Astrophysical Neutrino Production Diagnostics with the Glashow Resonance

TL;DR

This paper investigates how the Glashow resonance at 6.3 PeV can diagnose the production mechanisms of ultra-high energy neutrinos, highlighting its potential to distinguish between different astrophysical sources and interactions.

Contribution

It provides detailed modeling of neutrino production processes, including decay kinematics and Monte Carlo simulations, to assess the diagnostic power of the Glashow resonance.

Findings

Glashow resonance can differentiate photohadronic from proton-proton sources.

Discrimination remains challenging even with IceCube-Gen2.

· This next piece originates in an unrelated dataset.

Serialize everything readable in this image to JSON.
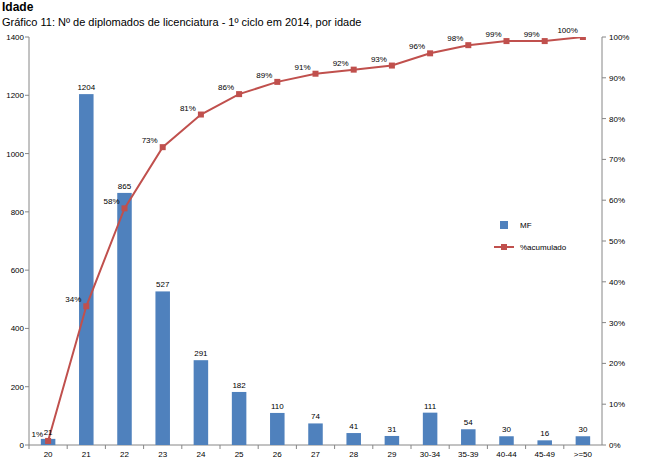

Non-observation of Glashow events constrains certain source models.

Abstract

We study the Glashow resonance $\bar{\nu}_e + e^- \rightarrow W^- \rightarrow$ hadrons at 6.3 PeV as diagnostic of the production processes of ultra-high energy neutrinos. The focus lies on describing the physics of neutrino production from pion decay as accurate as possible by including the kinematics of weak decays and Monte Carlo simulations of pp and p$\gamma$ interactions. We discuss optically thick (to photohadronic interactions) sources, sources of cosmic ray nuclei and muon damped sources. Even in the proposed upgrade IceCube-Gen2, a discrimination of scenarios such as pp versus p$\gamma$ is extremely challenging under realistic assumptions. Nonetheless, the Glashow resonance can serve as a smoking gun signature of neutrino production from photohadronic (A$\gamma$) interactions of heavier nuclei, as the expected Glashow event rate exceeds that of pp interactions. We finally quantify the exposures for which the non-observation of Glashow events exerts pressure on certain scenarios.